Before the resignation, the college issued three statements since the controversy began, with support for Daly apparently declining with each one, Inside Higher Ed said.
On Thursday, the college posted a statement on its website saying:
The viewpoints of this professor in no way depict the views of Warren County Community College, its administration, or the Board of Trustees. The College does however support the constitution, the first amendment, and the right to free speech.
Additionally, Mr. Daly’s message was sent as a one-to-one message, via e-mail, to one person, and not to the college community. Finally, the College is viewing this message as a personnel issue and will be addressing it according to the policies and procedures of the College.
Austin attended the lecture Thursday night, and the next day, the college’s statement, noting the speech went well, added criticism of Daly, quoting Austin as saying the e-mail was “disgraceful and offensive.”
Saturday, the college announced the board had scheduled the emergency meeting, noting Tuesday was the first day such a meeting could be held legally.
“The Board of Trustees intends to consider the welfare and rights of its students, the college community, and the public in lieu [sic] of recent events. The board will also consider personnel issues,” the statement said.
In the interview Monday night, according to Inside Higher Ed, Daly said it was entirely appropriate for him to criticize “a pro-war rally.”
People should be outraged that military recruiters are able to attract the college’s students to enlist because they can’t afford tuition and find good jobs when they graduate.
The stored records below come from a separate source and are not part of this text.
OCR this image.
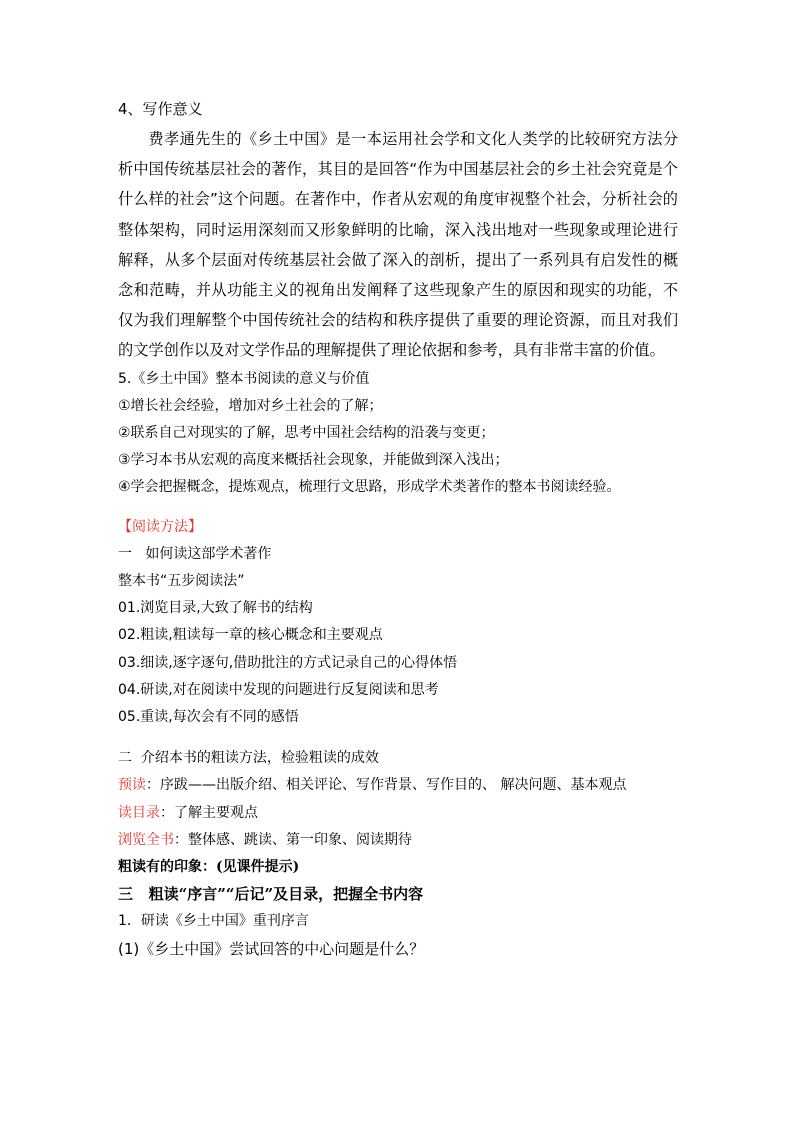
4、写作意义

费孝通先生的《乡土中国》是一本运用社会学和文化人类学的比较研究方法分析中国传统基层社会的著作，其目的是回答“作为中国基层社会的乡土社会究竟是个什么样的社会”这个问题。在著作中，作者从宏观的角度审视整个社会，分析社会的整体架构，同时运用深刻而又形象鲜明的比喻，深入浅出地对一些现象或理论进行解释，从多个层面对传统基层社会做了深入的剖析，提出了一系列具有启发性的概念和范畴，并从功能主义的视角出发阐释了这些现象产生的原因和现实的功能，不仅为我们理解整个中国传统社会的结构和秩序提供了重要的理论资源，而且对我们的文学创作以及对文学作品的理解提供了理论依据和参考，具有非常丰富的价值。

5.《乡土中国》整本书阅读的意义与价值
①增长社会经验，增加对乡土社会的了解；
②联系自己对现实的了解，思考中国社会结构的沿袭与变更；
③学习本书从宏观的高度来概括社会现象，并能做到深入浅出；
④学会把握概念，提炼观点，梳理行文思路，形成学术类著作的整本书阅读经验。
【阅读方法】
一   如何读这部学术著作
整本书“五步阅读法”
01.浏览目录,大致了解书的结构
02.粗读,粗读每一章的核心概念和主要观点
03.细读,逐字逐句,借助批注的方式记录自己的心得体悟
04.研读,对在阅读中发现的问题进行反复阅读和思考
05.重读,每次会有不同的感悟
二  介绍本书的粗读方法，检验粗读的成效
预读：序跋——出版介绍、相关评论、写作背景、写作目的、 解决问题、基本观点
读目录：了解主要观点
浏览全书：整体感、跳读、第一印象、阅读期待
粗读有的印象：(见课件提示)
三   粗读“序言”“后记”及目录，把握全书内容
1．研读《乡土中国》重刊序言
(1)《乡土中国》尝试回答的中心问题是什么？
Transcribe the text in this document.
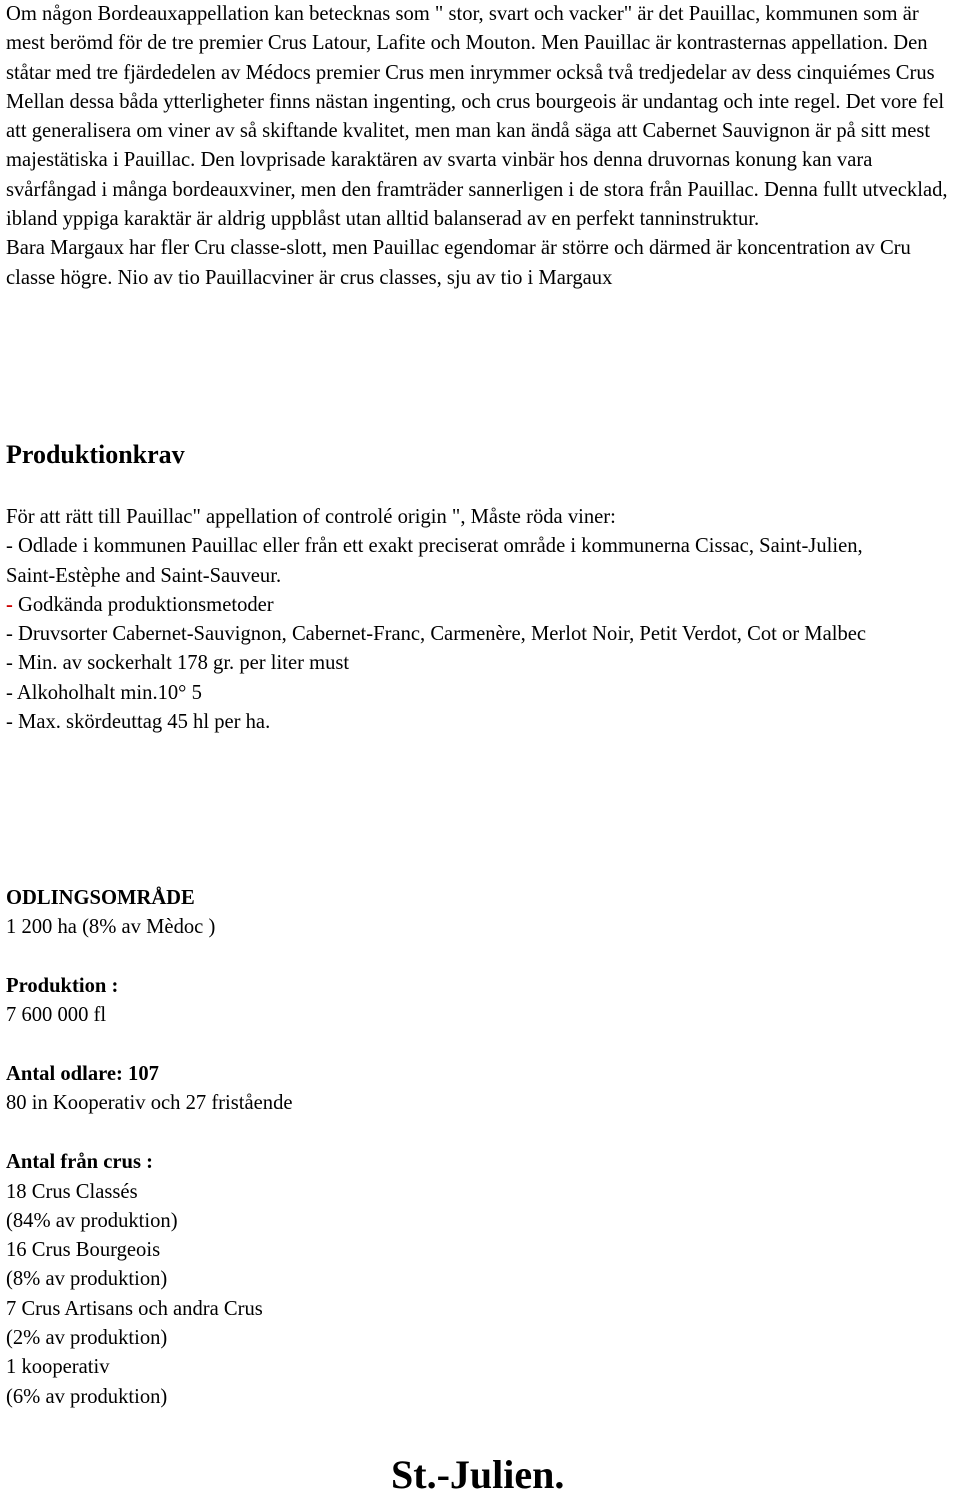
Om någon Bordeauxappellation kan betecknas som " stor, svart och vacker" är det Pauillac, kommunen som är mest berömd för de tre premier Crus Latour, Lafite och Mouton. Men Pauillac är kontrasternas appellation. Den ståtar med tre fjärdedelen av Médocs premier Crus men inrymmer också två tredjedelar av dess cinquiémes Crus Mellan dessa båda ytterligheter finns nästan ingenting, och crus bourgeois är undantag och inte regel. Det vore fel att generalisera om viner av så skiftande kvalitet, men man kan ändå säga att Cabernet Sauvignon är på sitt mest majestätiska i Pauillac. Den lovprisade karaktären av svarta vinbär hos denna druvornas konung kan vara svårfångad i många bordeauxviner, men den framträder sannerligen i de stora från Pauillac. Denna fullt utvecklad, ibland yppiga karaktär är aldrig uppblåst utan alltid balanserad av en perfekt tanninstruktur.

Bara Margaux har fler Cru classe-slott, men Pauillac egendomar är större och därmed är koncentration av Cru classe högre. Nio av tio Pauillacviner är crus classes, sju av tio i Margaux

Produktionkrav

För att rätt till Pauillac" appellation of controlé origin ", Måste röda viner:

- Odlade i kommunen Pauillac eller från ett exakt preciserat område i kommunerna Cissac, Saint-Julien,

Saint-Estèphe and Saint-Sauveur.

- Godkända produktionsmetoder

- Druvsorter Cabernet-Sauvignon, Cabernet-Franc, Carmenère, Merlot Noir, Petit Verdot, Cot or Malbec

- Min. av sockerhalt 178 gr. per liter must

- Alkoholhalt min.10° 5

- Max. skördeuttag 45 hl per ha.

ODLINGSOMRÅDE

1 200 ha (8% av Mèdoc )

Produktion :

7 600 000 fl

Antal odlare: 107

80 in Kooperativ och 27 fristående

Antal från crus :

18 Crus Classés
(84% av produktion)
16 Crus Bourgeois
(8% av produktion)
7 Crus Artisans och andra Crus
(2% av produktion)
1 kooperativ
(6% av produktion)

St.-Julien.
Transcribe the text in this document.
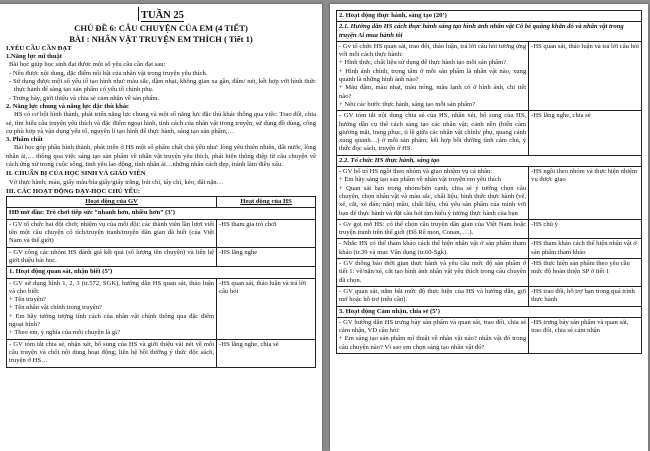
TUẦN 25
CHỦ ĐỀ 6: CÂU CHUYỆN CỦA EM (4 TIẾT)
BÀI : NHÂN VẬT TRUYỆN EM THÍCH ( Tiết 1)
I.YÊU CẦU CẦN ĐẠT
1.Năng lực mĩ thuật
Bài học giúp học sinh đạt được một số yêu cầu cần đạt sau:
- Nêu được nội dung, đặc điểm nổi bật của nhân vật trong truyện yêu thích.
- Sử dụng được một số yếu tố tạo hình như: màu sắc, đậm nhạt, không gian xa gần, đấm/ nét, kết hợp với hình thức thực hành để sáng tạo sản phẩm có yếu tố chính phụ.
- Trưng bày, giới thiệu và chia sẻ cảm nhận về sản phẩm.
2. Năng lực chung và năng lực đặc thù khác
HS có cơ hội hình thành, phát triển năng lực chung và một số năng lực đặc thù khác thông qua việc: Trao đổi, chia sẻ, tìm hiểu câu truyện yêu thích và đặc điểm ngoại hình, tính cách của nhân vật trong truyện, sử dụng đồ dùng, công cụ phù hợp và vận dụng yếu tố, nguyên lí tạo hình để thực hành, sáng tạo sản phẩm,…
3. Phẩm chất
Bài học góp phần hình thành, phát triển ở HS một số phẩm chất chủ yếu như: lòng yêu thiên nhiên, đất nước, lòng nhân ái,… thông qua việc sáng tạo sản phẩm về nhân vật truyện yêu thích, phát hiện thông điệp từ câu chuyện về cách ứng xử trong cuộc sống, tinh yêu lao động, tính nhân ái…những nhân cách đẹp, tránh làm điều xấu.
II. CHUẨN BỊ CỦA HỌC SINH VÀ GIÁO VIÊN
Vở thực hành; màu, giấy màu/bìa giấy/giấy trắng, bút chì, tẩy chì, kéo, đất nặn…
III. CÁC HOẠT ĐỘNG DẠY-HỌC CHỦ YẾU:
Hoạt động của GV	Hoạt động của HS
HĐ mở đầu: Trò chơi tiếp sức “nhanh hơn, nhiều hơn” (3’)	
- GV tổ chức hai đội chơi; nhiệm vụ của mỗi đội: các thành viên lần lượt viết tên một câu chuyện cổ tích/truyện tranh/truyện dân gian đã biết (của Việt Nam và thế giới)	-HS tham gia trò chơi
- GV công các nhóm HS đánh giá kết quả (số lượng tên chuyện) và liên hệ giới thiệu bài học.	-HS lắng nghe
1. Hoạt động quan sát, nhận biết (5’)	

- GV sử dụng hình 1, 2, 3 (tr.572, SGK), hướng dẫn HS quan sát, thảo luận và cho biết:
+ Tên truyện?
+ Tên nhân vật chính trong truyện?
+ Em hãy tưởng tượng tính cách của nhân vật chính thông qua đặc điểm ngoại hình?
+ Theo em, ý nghĩa của mỗi chuyện là gì?	-HS quan sát, thảo luận và trả lời câu hỏi
- GV tóm tắt chia sẻ, nhận xét, bổ sung của HS và giới thiệu vài nét về mỗi câu truyện và chốt nội dung hoạt động; liên hệ bồi dưỡng ý thức độc sách, truyện ở HS…	-HS lắng nghe, chia sẻ
2. Hoạt động thực hành, sáng tạo (20’)	
2.1. Hướng dẫn HS cách thực hành sáng tạo hình ảnh nhân vật Cô bé quàng khăn đỏ và nhân vật trong truyện Ai mua hành tôi	

- Gv tổ chức HS quan sát, trao đổi, thảo luận, trả lời câu hỏi tương ứng với mỗi cách thực hành:
+ Hình thức, chất liệu sử dụng để thực hành tạo mỗi sản phẩm?
+ Hình ảnh chính, trọng tâm ở mỗi sản phẩm là nhân vật nào, xung quanh là những hình ảnh nào?
+ Màu đậm, màu nhạt, màu nóng, màu lạnh có ở hình ảnh, chi tiết nào?
+ Nêu các bước thực hành, sáng tạo mỗi sản phẩm?	-HS quan sát, thảo luận và trả lời câu hỏi
- GV tóm tắt nội dung chia sẻ của HS, nhận xét, bổ sung của HS, hướng dẫn cụ thể cách sáng tạo các nhân vật; cảnh nền (biến cảm giương mặt, trang phục, tỉ lệ giữa các nhân vật chính/ phụ, quang cảnh xung quanh…) ở mỗi sản phẩm; kết hợp bồi dưỡng tình cảm chú, ý thức đọc sách, truyện ở HS.	-HS lắng nghe, chia sẻ
2.2. Tổ chức HS thực hành, sáng tạo	

- GV bố trí HS ngồi theo nhóm và giao nhiệm vụ cá nhân:
+ Em hãy sáng tạo sản phẩm về nhân vật truyện em yêu thích
+ Quan sát bạn trong nhóm/bên cạnh, chia sẻ ý tưởng chọn câu chuyện, chọn nhân vật và màu sắc, chất liệu, hình thức thực hành (vẽ, xé, cắt, xé dán; nặn) mâu, chất liệu, chủ yếu sản phẩm của mình với bạn để thực hành và đặt câu hỏi tìm hiểu ý tưởng thực hành của bạn	-HS ngồi theo nhóm và thực hiện nhiệm vụ được giao
- Gv gọi mỗ HS: có thể chọn câu truyện dân gian của Việt Nam hoặc truyện tranh trên thế giới (Đồ Rê mon, Conan, …).	-HS chú ý
- Nhắc HS có thể tham khảo cách thể hiện nhân vật ở sản phẩm tham khảo (tr.39 và mục Vận dụng (tr.60-Sgk).	-HS tham khảo cách thể hiện nhân vật ở sản phẩm tham khảo
- GV thông báo thời gian thực hành và yêu cầu mức độ sản phẩm ở tiết 1: vẽ/nặn/xé, cắt tạo hình ảnh nhân vật yêu thích trong câu chuyện đã chọn.	-HS thực hiện sản phẩm theo yêu cầu mức độ hoàn thiện SP ở tiết 1
- GV quan sát, nắm bắt mức độ thực hiện của HS và hướng dẫn, gợi mở hoặc hỗ trợ (nếu cần).	-HS trao đổi, hỗ trợ bạn trong quá trình thực hành
3. Hoạt động Cảm nhận, chia sẻ (5’)	

- GV hướng dẫn HS trưng bày sản phẩm và quan sát, trao đổi, chia sẻ cảm nhận, VD câu hỏi:
+ Em sáng tạo sản phẩm mĩ thuật về nhân vật nào? nhân vật đó trong câu chuyện nào? Vì sao em chọn sáng tạo nhân vật đó?	-HS trưng bày sản phẩm và quan sát, trao đổi, chia sẻ cảm nhận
“The YAF is trying to turn back affirmative action and to promote the war, and I have a right to speak out,” said Daly, who noted he’s been teaching at Warren for about a year.
He also teaches at another school but declined to give the name because of the current controversy.
Referring to the threat of being fired, Daly said his situation reflects a trend for non-tenured instructors.
“As more and more professors are teaching part time, this is a direct attack on our academic freedom,” he said.
Daly’s e-mail also claimed that “capitalism has killed many more” people than communism and that “poor and working class people” are recruited to “fight and die for EXXON and other corporations.”